Learning outcomes

  • Design a context budget
  • Rank information by utility
  • Isolate untrusted content

Mental model

Context engineering designs the complete information environment for a model call: selection, ordering, compression, trust boundaries, and lifecycle.

Available information
Select and rank
Budget and isolate
Assemble context
Evaluate outcome

Theory

The system assembles stable instructions, current request, relevant state, retrieved evidence, examples, and tool results under a budget. Every segment should justify its expected utility. Context is refreshed at task boundaries, summarized with provenance, and isolated by trust level. The goal is the smallest sufficient context, not the longest prompt.

Alternatives and trade-offs

Long context retains raw material, retrieval selects external evidence, memory persists state, caching reuses stable prefixes, and fine-tuning moves stable behavior into parameters.

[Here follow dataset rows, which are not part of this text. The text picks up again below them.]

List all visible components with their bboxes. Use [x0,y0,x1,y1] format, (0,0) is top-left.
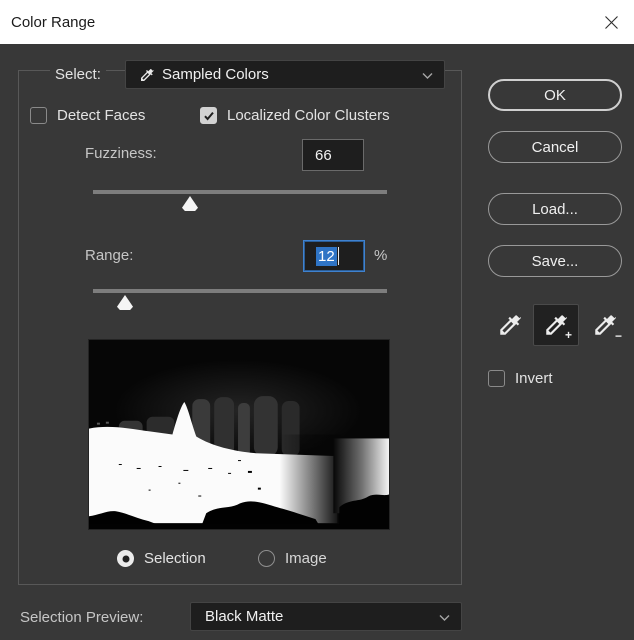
dialog-body: Select: Sampled Colors Detect Faces Loca… [0,44,634,640]
selection-matte-preview[interactable] [88,339,390,530]
range-slider-track[interactable] [93,289,387,293]
selection-radio-option: Selection [117,550,206,567]
localized-clusters-option: Localized Color Clusters [200,107,390,124]
plus-badge: + [564,328,572,342]
detect-faces-label: Detect Faces [57,107,146,124]
eyedropper-icon [139,67,155,83]
invert-checkbox[interactable] [488,370,505,387]
image-radio-option: Image [258,550,327,567]
check-icon [203,111,214,121]
save-button[interactable]: Save... [488,245,622,277]
ok-button[interactable]: OK [488,79,622,111]
close-icon[interactable] [596,8,626,36]
select-row: Select: [50,66,106,83]
eyedropper-add-button[interactable]: + [533,304,579,346]
eyedropper-icon [500,315,521,335]
selection-preview-dropdown[interactable]: Black Matte [190,602,462,631]
select-dropdown[interactable]: Sampled Colors [125,60,445,89]
minus-badge: − [614,329,622,343]
range-label: Range: [85,247,134,264]
image-radio-label: Image [285,550,327,567]
select-label: Select: [50,66,106,83]
localized-clusters-label: Localized Color Clusters [227,107,390,124]
selection-preview-value: Black Matte [205,608,284,625]
detect-faces-checkbox[interactable] [30,107,47,124]
titlebar: Color Range [0,0,634,44]
eyedropper-subtract-button[interactable]: − [582,304,628,346]
localized-clusters-checkbox[interactable] [200,107,217,124]
chevron-down-icon [439,608,450,625]
text-caret [337,247,339,265]
fuzziness-input[interactable]: 66 [302,139,364,171]
eyedropper-sample-button[interactable] [487,304,533,346]
fuzziness-row: Fuzziness: [85,145,157,162]
fuzziness-label: Fuzziness: [85,145,157,162]
selection-preview-label: Selection Preview: [20,609,144,626]
dialog-title: Color Range [11,13,96,31]
fuzziness-value: 66 [315,146,332,164]
load-button[interactable]: Load... [488,193,622,225]
invert-label: Invert [515,370,553,387]
range-input[interactable]: 12 [303,240,365,272]
image-radio[interactable] [258,550,275,567]
selection-radio-label: Selection [144,550,206,567]
range-value: 12 [316,246,337,266]
range-row: Range: [85,247,133,264]
select-dropdown-value: Sampled Colors [162,66,269,83]
detect-faces-option: Detect Faces [30,107,145,124]
fuzziness-slider-track[interactable] [93,190,387,194]
range-unit: % [374,247,388,264]
color-range-dialog: Color Range Select: Sampled Colors Detec… [0,0,634,640]
chevron-down-icon [422,66,433,83]
selection-preview-row: Selection Preview: [20,609,143,626]
invert-option: Invert [488,370,553,387]
cancel-button[interactable]: Cancel [488,131,622,163]
selection-radio[interactable] [117,550,134,567]
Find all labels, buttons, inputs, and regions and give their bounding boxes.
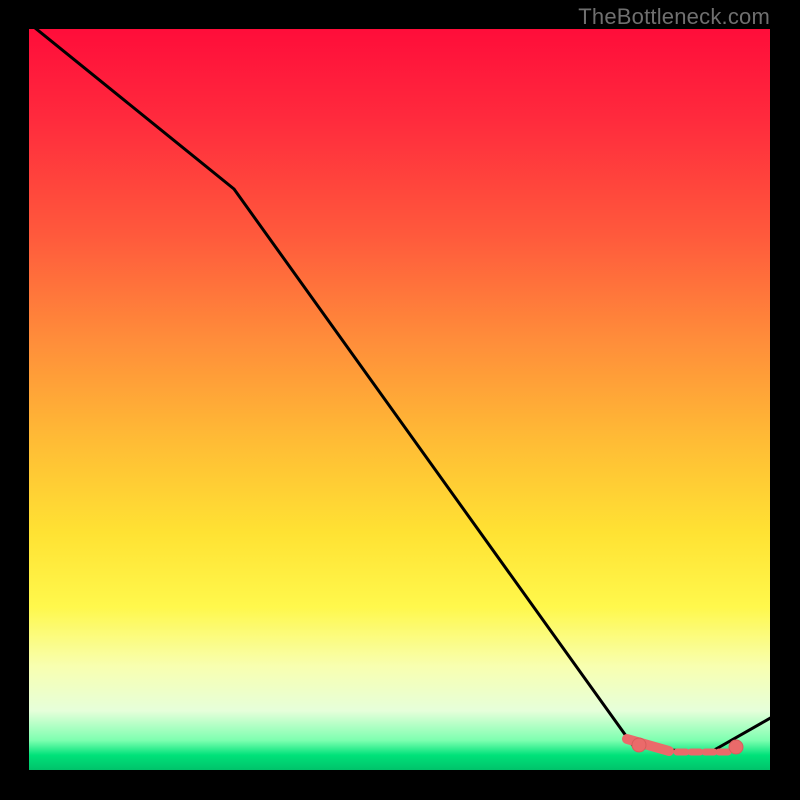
attribution-label: TheBottleneck.com	[578, 4, 770, 30]
chart-frame: TheBottleneck.com	[0, 0, 800, 800]
plot-gradient-background	[29, 29, 770, 770]
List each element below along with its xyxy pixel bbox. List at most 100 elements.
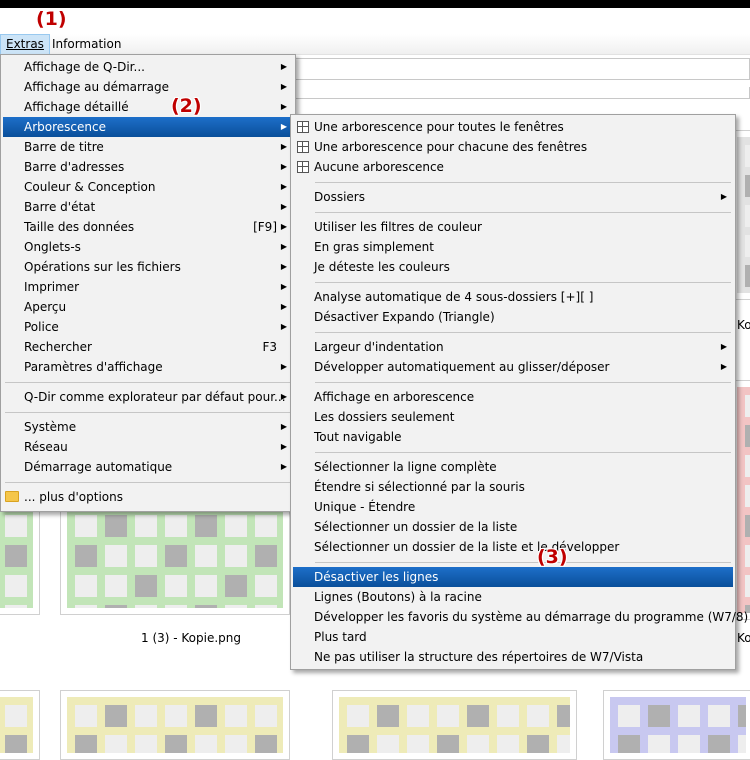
menu-item-imprimer[interactable]: Imprimer ▶ (3, 277, 293, 297)
menu-item-barre-titre[interactable]: Barre de titre ▶ (3, 137, 293, 157)
menu-item-plus-options[interactable]: ... plus d'options (3, 487, 293, 507)
menu-item-rechercher[interactable]: Rechercher F3 (3, 337, 293, 357)
submenu-item-une-arbo-chacune[interactable]: Une arborescence pour chacune des fenêtr… (293, 137, 733, 157)
menu-item-taille-donnees[interactable]: Taille des données [F9] ▶ (3, 217, 293, 237)
menu-item-barre-adresses[interactable]: Barre d'adresses ▶ (3, 157, 293, 177)
submenu-item-tout-navigable[interactable]: Tout navigable (293, 427, 733, 447)
menu-item-arborescence[interactable]: Arborescence ▶ (3, 117, 293, 137)
submenu-item-label: Désactiver Expando (Triangle) (314, 310, 495, 324)
submenu-arrow-icon: ▶ (280, 362, 287, 371)
menu-separator (315, 182, 731, 183)
menu-item-label: Affichage au démarrage (24, 80, 170, 94)
submenu-item-lignes-racine[interactable]: Lignes (Boutons) à la racine (293, 587, 733, 607)
menu-item-police[interactable]: Police ▶ (3, 317, 293, 337)
menu-item-operations-fichiers[interactable]: Opérations sur les fichiers ▶ (3, 257, 293, 277)
thumbnail-image (67, 507, 283, 608)
submenu-arrow-icon: ▶ (280, 102, 287, 111)
menu-item-barre-etat[interactable]: Barre d'état ▶ (3, 197, 293, 217)
thumbnail-image (737, 137, 750, 293)
submenu-arrow-icon: ▶ (280, 182, 287, 191)
submenu-item-desactiver-lignes[interactable]: Désactiver les lignes (293, 567, 733, 587)
image-thumbnail[interactable] (60, 500, 290, 615)
submenu-item-une-arbo-toutes[interactable]: Une arborescence pour toutes le fenêtres (293, 117, 733, 137)
submenu-item-dossiers[interactable]: Dossiers ▶ (293, 187, 733, 207)
menu-item-label: Affichage de Q-Dir... (24, 60, 145, 74)
submenu-item-label: Étendre si sélectionné par la souris (314, 480, 525, 494)
menu-separator (5, 482, 291, 483)
annotation-1: (1) (36, 8, 67, 30)
menu-item-label: Imprimer (24, 280, 80, 294)
submenu-item-selectionner-dossier[interactable]: Sélectionner un dossier de la liste (293, 517, 733, 537)
menu-item-parametres-affichage[interactable]: Paramètres d'affichage ▶ (3, 357, 293, 377)
menu-information[interactable]: Information (47, 34, 126, 55)
menu-item-demarrage-automatique[interactable]: Démarrage automatique ▶ (3, 457, 293, 477)
menu-separator (315, 332, 731, 333)
submenu-item-label: Lignes (Boutons) à la racine (314, 590, 482, 604)
submenu-item-aucune-arbo[interactable]: Aucune arborescence (293, 157, 733, 177)
menu-item-label: Barre d'état (24, 200, 96, 214)
menu-item-affichage-demarrage[interactable]: Affichage au démarrage ▶ (3, 77, 293, 97)
menu-item-affichage-q-dir[interactable]: Affichage de Q-Dir... ▶ (3, 57, 293, 77)
submenu-item-deteste-couleurs[interactable]: Je déteste les couleurs (293, 257, 733, 277)
menu-item-label: Couleur & Conception (24, 180, 156, 194)
menu-item-q-dir-explorateur-defaut[interactable]: Q-Dir comme explorateur par défaut pour.… (3, 387, 293, 407)
menu-separator (315, 452, 731, 453)
submenu-item-unique-etendre[interactable]: Unique - Étendre (293, 497, 733, 517)
menu-item-systeme[interactable]: Système ▶ (3, 417, 293, 437)
menu-item-apercu[interactable]: Aperçu ▶ (3, 297, 293, 317)
submenu-item-pas-structure-w7[interactable]: Ne pas utiliser la structure des réperto… (293, 647, 733, 667)
submenu-item-label: Affichage en arborescence (314, 390, 475, 404)
submenu-item-desactiver-expando[interactable]: Désactiver Expando (Triangle) (293, 307, 733, 327)
submenu-item-analyse-auto[interactable]: Analyse automatique de 4 sous-dossiers [… (293, 287, 733, 307)
folder-icon (5, 491, 19, 502)
submenu-arrow-icon: ▶ (280, 282, 287, 291)
menu-item-label: ... plus d'options (24, 490, 123, 504)
submenu-item-label: Je déteste les couleurs (314, 260, 450, 274)
submenu-item-selectionner-developper[interactable]: Sélectionner un dossier de la liste et l… (293, 537, 733, 557)
address-bar[interactable] (230, 58, 750, 80)
submenu-item-label: Utiliser les filtres de couleur (314, 220, 482, 234)
menu-separator (315, 212, 731, 213)
submenu-item-filtres-couleur[interactable]: Utiliser les filtres de couleur (293, 217, 733, 237)
menu-item-label: Réseau (24, 440, 68, 454)
submenu-arrow-icon: ▶ (280, 142, 287, 151)
submenu-arrow-icon: ▶ (280, 462, 287, 471)
thumbnail-image (339, 697, 570, 753)
submenu-item-plus-tard[interactable]: Plus tard (293, 627, 733, 647)
submenu-item-gras-simplement[interactable]: En gras simplement (293, 237, 733, 257)
menu-item-label: Police (24, 320, 59, 334)
arborescence-submenu: Une arborescence pour toutes le fenêtres… (290, 114, 748, 670)
submenu-arrow-icon: ▶ (280, 242, 287, 251)
submenu-item-affichage-arbo[interactable]: Affichage en arborescence (293, 387, 733, 407)
submenu-item-label: Analyse automatique de 4 sous-dossiers [… (314, 290, 594, 304)
submenu-item-largeur-indentation[interactable]: Largeur d'indentation ▶ (293, 337, 733, 357)
thumbnail-image (0, 507, 33, 608)
menu-separator (5, 382, 291, 383)
submenu-item-label: Développer les favoris du système au dém… (314, 610, 749, 624)
submenu-arrow-icon: ▶ (280, 392, 287, 401)
submenu-item-label: Plus tard (314, 630, 367, 644)
submenu-arrow-icon: ▶ (280, 162, 287, 171)
menu-separator (315, 562, 731, 563)
menu-item-affichage-detaille[interactable]: Affichage détaillé ▶ (3, 97, 293, 117)
annotation-2: (2) (171, 95, 202, 117)
menu-item-label: Barre d'adresses (24, 160, 125, 174)
submenu-arrow-icon: ▶ (280, 442, 287, 451)
submenu-item-label: Une arborescence pour chacune des fenêtr… (314, 140, 588, 154)
menu-item-label: Aperçu (24, 300, 67, 314)
submenu-item-etendre-souris[interactable]: Étendre si sélectionné par la souris (293, 477, 733, 497)
menu-item-reseau[interactable]: Réseau ▶ (3, 437, 293, 457)
image-thumbnail[interactable] (0, 500, 40, 615)
thumb-caption-right-2: Ko (737, 631, 750, 645)
submenu-arrow-icon: ▶ (280, 62, 287, 71)
submenu-item-label: Une arborescence pour toutes le fenêtres (314, 120, 564, 134)
submenu-arrow-icon: ▶ (280, 302, 287, 311)
submenu-item-selectionner-ligne[interactable]: Sélectionner la ligne complète (293, 457, 733, 477)
submenu-item-label: Ne pas utiliser la structure des réperto… (314, 650, 644, 664)
submenu-item-developper-glisser[interactable]: Développer automatiquement au glisser/dé… (293, 357, 733, 377)
menu-extras[interactable]: Extras (0, 34, 50, 55)
submenu-item-developper-favoris[interactable]: Développer les favoris du système au dém… (293, 607, 748, 627)
menu-item-onglets[interactable]: Onglets-s ▶ (3, 237, 293, 257)
submenu-item-dossiers-seulement[interactable]: Les dossiers seulement (293, 407, 733, 427)
menu-item-couleur-conception[interactable]: Couleur & Conception ▶ (3, 177, 293, 197)
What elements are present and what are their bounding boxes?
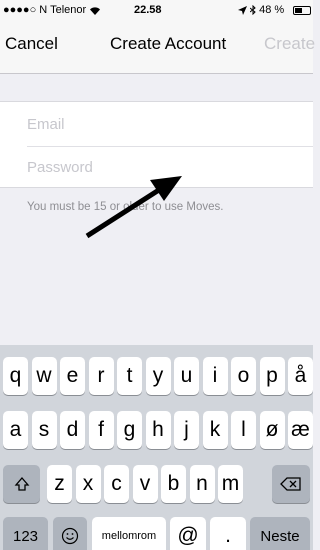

Failure modes and misconceptions

Do not dump full histories, mix instructions with evidence, keep stale summaries indefinitely, or measure only answer quality while ignoring tokens and latency.

Knowledge check

Reflect before revealing the guide

What criteria should determine whether an item enters a model context?

Decision scenario

For incident support, include the active alert, relevant runbook sections, recent approved actions, and current system state; omit unrelated historical logs.